I like epenguin's approach. I totally missed that the powers of z and b always add up to three. Thanks for pointing that out!

9. Aug 5, 2010

### gomunkul51

This is the form from which you WILL solve it :)

z = (x-a)

z^3 - z(3b^2) - 2b^3 = 0

like Mentallic said, IF integer roots exist, they must be the integer divisors of - 2b^3.

Try to find in this way at least ONE root, then you can lower the degree of the polynomial (e.g. by poly long division) and then solve a second degree polynomial :P

10. Aug 5, 2010

### owlpride

I think epenguin's suggestion results in the simplest equation to solve:

$$z^3 - 3 z - 2 = 0$$

with z = (x-a)/b

11. Aug 5, 2010

### degs2k4

Thank you very much everyone for your help.
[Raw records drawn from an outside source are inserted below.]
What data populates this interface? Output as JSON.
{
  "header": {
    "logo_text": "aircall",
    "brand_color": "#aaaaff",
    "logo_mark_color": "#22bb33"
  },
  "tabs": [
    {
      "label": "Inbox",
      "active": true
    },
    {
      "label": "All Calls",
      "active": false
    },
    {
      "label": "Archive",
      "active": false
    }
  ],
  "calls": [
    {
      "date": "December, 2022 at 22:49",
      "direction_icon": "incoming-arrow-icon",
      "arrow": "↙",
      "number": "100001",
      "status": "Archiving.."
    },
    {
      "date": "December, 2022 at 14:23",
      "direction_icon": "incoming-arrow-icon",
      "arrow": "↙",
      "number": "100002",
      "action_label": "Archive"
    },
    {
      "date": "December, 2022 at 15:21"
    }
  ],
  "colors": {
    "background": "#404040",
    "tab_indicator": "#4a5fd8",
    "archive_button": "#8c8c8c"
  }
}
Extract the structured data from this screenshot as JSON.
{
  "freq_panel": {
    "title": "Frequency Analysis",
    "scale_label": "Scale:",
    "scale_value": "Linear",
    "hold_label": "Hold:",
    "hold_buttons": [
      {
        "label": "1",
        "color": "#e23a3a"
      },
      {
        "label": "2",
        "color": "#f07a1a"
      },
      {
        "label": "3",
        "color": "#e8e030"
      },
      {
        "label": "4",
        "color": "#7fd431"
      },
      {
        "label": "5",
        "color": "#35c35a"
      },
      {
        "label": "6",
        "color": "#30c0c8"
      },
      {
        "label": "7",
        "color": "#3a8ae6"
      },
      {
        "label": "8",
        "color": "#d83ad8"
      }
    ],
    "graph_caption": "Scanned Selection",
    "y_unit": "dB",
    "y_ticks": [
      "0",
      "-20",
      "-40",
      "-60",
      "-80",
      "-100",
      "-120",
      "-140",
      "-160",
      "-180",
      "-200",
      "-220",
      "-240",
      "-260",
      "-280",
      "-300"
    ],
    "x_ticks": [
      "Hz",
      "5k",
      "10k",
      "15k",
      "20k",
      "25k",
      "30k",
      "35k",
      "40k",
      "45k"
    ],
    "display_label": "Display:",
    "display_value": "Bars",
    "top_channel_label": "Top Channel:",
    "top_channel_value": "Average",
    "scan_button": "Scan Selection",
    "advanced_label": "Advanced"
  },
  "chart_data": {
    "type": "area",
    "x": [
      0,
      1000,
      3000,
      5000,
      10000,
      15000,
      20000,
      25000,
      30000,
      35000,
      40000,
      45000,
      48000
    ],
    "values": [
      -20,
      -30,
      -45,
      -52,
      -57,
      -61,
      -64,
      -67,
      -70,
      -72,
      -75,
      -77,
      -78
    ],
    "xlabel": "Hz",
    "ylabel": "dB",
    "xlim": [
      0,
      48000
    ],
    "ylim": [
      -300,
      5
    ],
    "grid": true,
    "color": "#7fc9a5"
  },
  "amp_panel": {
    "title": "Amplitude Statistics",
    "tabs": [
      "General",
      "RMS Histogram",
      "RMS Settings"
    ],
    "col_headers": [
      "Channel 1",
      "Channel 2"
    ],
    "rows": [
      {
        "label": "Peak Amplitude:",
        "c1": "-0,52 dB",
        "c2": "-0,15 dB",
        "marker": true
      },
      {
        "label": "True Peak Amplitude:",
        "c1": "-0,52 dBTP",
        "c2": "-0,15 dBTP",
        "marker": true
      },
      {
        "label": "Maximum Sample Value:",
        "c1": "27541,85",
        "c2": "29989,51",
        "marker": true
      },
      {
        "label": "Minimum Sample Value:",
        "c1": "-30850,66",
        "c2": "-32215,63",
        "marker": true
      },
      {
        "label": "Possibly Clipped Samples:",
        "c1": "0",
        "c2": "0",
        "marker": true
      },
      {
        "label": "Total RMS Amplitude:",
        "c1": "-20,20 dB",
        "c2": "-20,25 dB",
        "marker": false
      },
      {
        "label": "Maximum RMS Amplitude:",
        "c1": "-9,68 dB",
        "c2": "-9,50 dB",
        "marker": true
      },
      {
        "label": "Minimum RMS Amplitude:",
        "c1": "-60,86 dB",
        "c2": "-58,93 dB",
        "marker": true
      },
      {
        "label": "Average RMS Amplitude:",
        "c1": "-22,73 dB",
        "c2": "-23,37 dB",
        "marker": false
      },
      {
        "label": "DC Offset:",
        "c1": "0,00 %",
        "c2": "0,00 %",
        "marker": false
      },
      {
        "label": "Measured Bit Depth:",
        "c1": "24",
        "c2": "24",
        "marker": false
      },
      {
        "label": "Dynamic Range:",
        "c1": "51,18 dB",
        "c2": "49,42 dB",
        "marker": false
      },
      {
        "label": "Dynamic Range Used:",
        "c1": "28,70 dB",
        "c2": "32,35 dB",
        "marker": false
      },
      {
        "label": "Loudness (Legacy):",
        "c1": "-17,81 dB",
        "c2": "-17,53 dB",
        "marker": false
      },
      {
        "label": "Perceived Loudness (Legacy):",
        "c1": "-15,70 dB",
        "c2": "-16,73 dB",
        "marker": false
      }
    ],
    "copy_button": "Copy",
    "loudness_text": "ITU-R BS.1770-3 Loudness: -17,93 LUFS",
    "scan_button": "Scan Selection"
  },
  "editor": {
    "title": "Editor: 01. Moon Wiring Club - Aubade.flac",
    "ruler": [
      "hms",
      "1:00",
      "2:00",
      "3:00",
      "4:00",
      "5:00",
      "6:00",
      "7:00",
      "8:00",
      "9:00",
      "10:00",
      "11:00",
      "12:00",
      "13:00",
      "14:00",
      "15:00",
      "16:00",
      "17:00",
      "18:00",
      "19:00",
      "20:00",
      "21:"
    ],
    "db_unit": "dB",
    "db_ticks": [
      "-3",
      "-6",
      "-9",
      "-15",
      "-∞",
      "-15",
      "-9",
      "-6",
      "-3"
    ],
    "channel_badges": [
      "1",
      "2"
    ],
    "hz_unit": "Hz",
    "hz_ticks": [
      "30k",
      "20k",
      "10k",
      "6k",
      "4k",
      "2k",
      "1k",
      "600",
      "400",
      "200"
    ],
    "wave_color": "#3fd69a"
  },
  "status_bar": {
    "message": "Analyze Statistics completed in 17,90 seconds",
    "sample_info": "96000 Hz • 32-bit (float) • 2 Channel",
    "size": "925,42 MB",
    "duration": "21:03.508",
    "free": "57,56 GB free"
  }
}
I finally reached the solution with z = (x-a), but I also tried epenguin's substitution (z=(x-a)/b) and everything gets nicely simplified.

Thanks!

12. Aug 5, 2010

### Mentallic

Ahh yes epenguin that's a sharp eye you have there!

13. Aug 5, 2010

### ehild

One can notice at once the factor 2 in the last two terms. The expression offers the grouping

(x-a)((x-a)^2 - b^2 )- 2b^2(b +x-a).

From here, it is straightforward to proceed.

ehild

14. Aug 5, 2010

### Mentallic

That is quite clever too! I can honestly admit I didn't spot that before grouping, so I wouldn't even start with grouping it in the first place, but if I did... that is definitely the way to go.